Mbah Marjan adalah orang yang sangat sederhana, pekerjaannya pun hanya tani. Tapi, beliau adalah orang yang sangat hebat dalam beragama. Ini dibuktikan dengan dedikasinya selama berpuluh-puluh tahun merawat masjid desaku. Beliau selalu bangun pagi untuk adzan shubuh dan hal ini selalu diingat oleh seluruh warga desa bahwa jatah adzan shubuh adalah mutlak milik mbah jan, bukan lainnya. Kesetiaan itu pula yang menjadikannya diberkahi oleh Allah. Kesehariannya terlihat seperti orang kurang mampu, namun jangan salah bagaimana berhasilnya putra-putrinya. Di tengah keterbatasan tersebut putra pertamanya telah berhasil dengan menjadi pejabat di kedubes Yaman, Afrika Utara. Sedangkan, putra kedua pun menyusulnya dengan melanjutkan studi perkuliahan di Al Azhar, Cairo. Hal-hal inilah yang kadang menjadikan beliau inspirasi bagi keluarga kami, tidak jarang bapak sering mengagumi mbah marjan ini, tanpa tidak langsung pun aku juga sangat mengagumi beliau.
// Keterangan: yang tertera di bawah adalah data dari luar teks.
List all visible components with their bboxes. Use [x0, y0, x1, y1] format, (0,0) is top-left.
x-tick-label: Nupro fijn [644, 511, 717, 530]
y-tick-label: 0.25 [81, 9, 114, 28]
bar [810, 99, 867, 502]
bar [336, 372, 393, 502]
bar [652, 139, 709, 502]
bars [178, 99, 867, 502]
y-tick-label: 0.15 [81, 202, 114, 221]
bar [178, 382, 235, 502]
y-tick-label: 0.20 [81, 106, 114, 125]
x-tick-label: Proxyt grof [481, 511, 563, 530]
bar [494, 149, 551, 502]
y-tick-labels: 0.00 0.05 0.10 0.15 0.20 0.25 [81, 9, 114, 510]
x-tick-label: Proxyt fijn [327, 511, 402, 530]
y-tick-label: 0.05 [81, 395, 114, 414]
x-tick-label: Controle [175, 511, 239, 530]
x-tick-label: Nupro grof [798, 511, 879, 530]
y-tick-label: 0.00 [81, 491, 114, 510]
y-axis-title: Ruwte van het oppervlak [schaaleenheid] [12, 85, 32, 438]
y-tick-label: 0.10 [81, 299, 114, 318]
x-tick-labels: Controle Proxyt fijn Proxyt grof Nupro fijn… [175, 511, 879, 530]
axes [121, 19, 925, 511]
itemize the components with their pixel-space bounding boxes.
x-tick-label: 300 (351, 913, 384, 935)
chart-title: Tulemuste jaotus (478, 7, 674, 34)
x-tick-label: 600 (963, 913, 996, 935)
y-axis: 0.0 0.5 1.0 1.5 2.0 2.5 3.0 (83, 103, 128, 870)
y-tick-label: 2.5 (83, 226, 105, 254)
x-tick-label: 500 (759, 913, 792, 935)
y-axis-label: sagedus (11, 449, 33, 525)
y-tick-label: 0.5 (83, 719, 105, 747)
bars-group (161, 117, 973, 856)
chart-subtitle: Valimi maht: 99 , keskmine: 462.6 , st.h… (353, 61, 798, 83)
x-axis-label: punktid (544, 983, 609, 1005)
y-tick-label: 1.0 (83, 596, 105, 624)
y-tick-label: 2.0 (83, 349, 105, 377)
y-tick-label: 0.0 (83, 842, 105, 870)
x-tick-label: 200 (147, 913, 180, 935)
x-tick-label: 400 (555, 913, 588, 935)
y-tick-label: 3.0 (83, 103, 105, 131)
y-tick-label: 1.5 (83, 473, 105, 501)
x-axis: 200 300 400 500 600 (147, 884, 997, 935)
Tapi, peristiwa hari ini kembali menjadi bahan pemikiranku. Kenapa mbah marjan memilih menggunakan kaos partai sekuler? Apalagi partai tersebut kurang popular di desaku…. Ternyata aku mulai memahami bahwa penggunaan kaos tersebut bukan tanpa alasan. Kemungkinan hanya ada kaos itu yang dapat digunakan karena kaos yang lainnya sedang tidak dapat digunakan. Jadi, bukan semata-mata karena partisan… poin inilah yang aku jadikan judul dari postinganku kali ini Hanya Pakaian, Bukan Hati.
Seringpula seorang sahabatku yang sudah dapat dikatakan ustadz (karena memang dia rajin mengisi kajian dimana-mana) menggunakan kaos yang berlogo partai, macam-macam lagi partainya, atau bahkan iklan sebuah rokok (tapi, dia tidak merokok). Awalnya agak risih juga melihat hal tersebut. Namun, setelah dipikir-pikir lebih panjang tentu ada alasan lain dia tetap menggunakannya: karena memang dia tidak punya banyak pilihan kaos.
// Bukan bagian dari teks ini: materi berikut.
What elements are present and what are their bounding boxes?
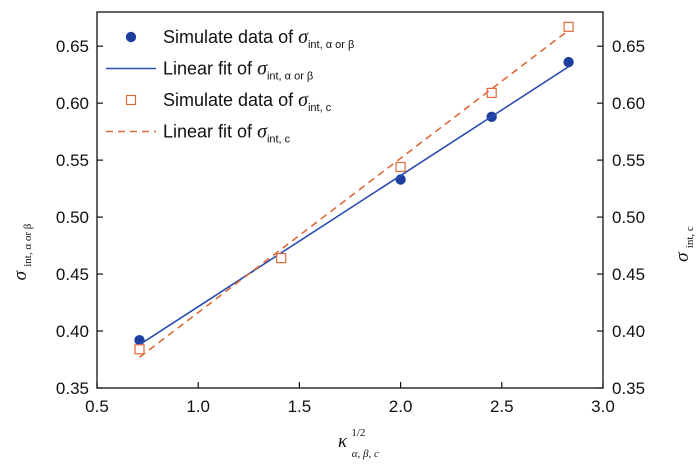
y-axis-left-label-symbol: σ xyxy=(10,270,31,280)
y-right-tick-label: 0.35 xyxy=(612,379,645,398)
y-right-tick-label: 0.65 xyxy=(612,37,645,56)
y-left-tick-label: 0.35 xyxy=(56,379,89,398)
y-left-tick-label: 0.55 xyxy=(56,151,89,170)
y-axis-right-label: σ int, c xyxy=(672,226,696,262)
x-axis-ticks: 0.5 1.0 1.5 2.0 2.5 3.0 xyxy=(85,382,615,416)
legend-label-text: Linear fit of xyxy=(163,59,257,79)
x-axis-label-symbol: κ xyxy=(338,431,348,452)
series-1-fit-line xyxy=(139,66,570,346)
x-axis-label-superscript: 1/2 xyxy=(351,427,365,439)
y-left-tick-label: 0.45 xyxy=(56,265,89,284)
legend-label-subscript: int, c xyxy=(267,134,291,146)
y-axis-left-ticks: 0.35 0.40 0.45 0.50 0.55 0.60 0.65 xyxy=(56,37,103,398)
y-left-tick-label: 0.40 xyxy=(56,322,89,341)
legend-label: Linear fit of σint, c xyxy=(163,121,291,146)
legend-label: Simulate data of σint, α or β xyxy=(163,26,354,51)
y-left-tick-label: 0.60 xyxy=(56,94,89,113)
x-axis-label-subscript: α, β, c xyxy=(352,448,379,460)
legend-label-subscript: int, c xyxy=(308,102,332,114)
y-axis-right-label-subscript: int, c xyxy=(684,226,696,248)
plot-border xyxy=(96,11,604,389)
y-axis-right-ticks: 0.35 0.40 0.45 0.50 0.55 0.60 0.65 xyxy=(597,37,645,398)
y-axis-right-label-symbol: σ xyxy=(672,252,693,262)
legend-label-text: Linear fit of xyxy=(163,122,257,142)
legend-label-symbol: σ xyxy=(257,58,268,80)
x-tick-label: 2.0 xyxy=(389,397,413,416)
y-right-tick-label: 0.40 xyxy=(612,322,645,341)
legend-label-symbol: σ xyxy=(257,121,268,143)
series-layer xyxy=(134,21,574,358)
series-2-point xyxy=(563,21,574,32)
y-right-tick-label: 0.50 xyxy=(612,208,645,227)
legend-label: Linear fit of σint, α or β xyxy=(163,58,313,83)
x-tick-label: 3.0 xyxy=(591,397,615,416)
x-tick-label: 0.5 xyxy=(85,397,109,416)
y-left-tick-label: 0.65 xyxy=(56,37,89,56)
series-2-point xyxy=(276,253,287,264)
legend-label-subscript: int, α or β xyxy=(267,71,313,83)
legend-label-symbol: σ xyxy=(298,26,309,48)
series-0-point xyxy=(563,56,574,68)
y-left-tick-label: 0.50 xyxy=(56,208,89,227)
x-axis-label: κ 1/2 α, β, c xyxy=(338,421,379,460)
legend-label: Simulate data of σint, c xyxy=(163,89,332,114)
y-axis-left-label-subscript: int, α or β xyxy=(22,223,34,267)
series-2-point xyxy=(134,344,145,355)
legend-label-symbol: σ xyxy=(298,89,309,111)
series-2-point xyxy=(395,161,406,173)
legend-circle-swatch xyxy=(125,31,137,43)
plot-frame xyxy=(96,11,604,389)
legend-label-text: Simulate data of xyxy=(163,27,298,47)
y-axis-left-label: σ int, α or β xyxy=(10,223,34,280)
legend-square-swatch xyxy=(125,94,137,106)
y-right-tick-label: 0.60 xyxy=(612,94,645,113)
legend-label-text: Simulate data of xyxy=(163,90,298,110)
x-tick-label: 1.5 xyxy=(288,397,312,416)
x-tick-label: 1.0 xyxy=(186,397,210,416)
series-3-fit-line xyxy=(139,29,570,358)
series-2-point xyxy=(486,87,497,98)
y-right-tick-label: 0.45 xyxy=(612,265,645,284)
legend-label-subscript: int, α or β xyxy=(308,39,354,51)
y-right-tick-label: 0.55 xyxy=(612,151,645,170)
x-tick-label: 2.5 xyxy=(490,397,514,416)
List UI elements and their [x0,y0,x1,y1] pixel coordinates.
Dalam kehidupan sehari-hari, kadangkala kita melihat seorang dari tampilannya. Kalo tampilannya rapi bersih bahkan bergamis/koko kita akan dengan mudah menjudge-nya dengan label syar’i ataupun ustadz. Sebaliknya, bila tampilannya kumuh, kotor dan urakan kita akan dengan mudah pula melabelinya: orang yang gokil bahkan preman…. Apakah memang benar seperti itu? Pertanyaan terakhir keselarasan antara kemasan dan isi merupakan hal yang mutlak. Namun, jika harus memilih salah satu akan kita pilih yang mana?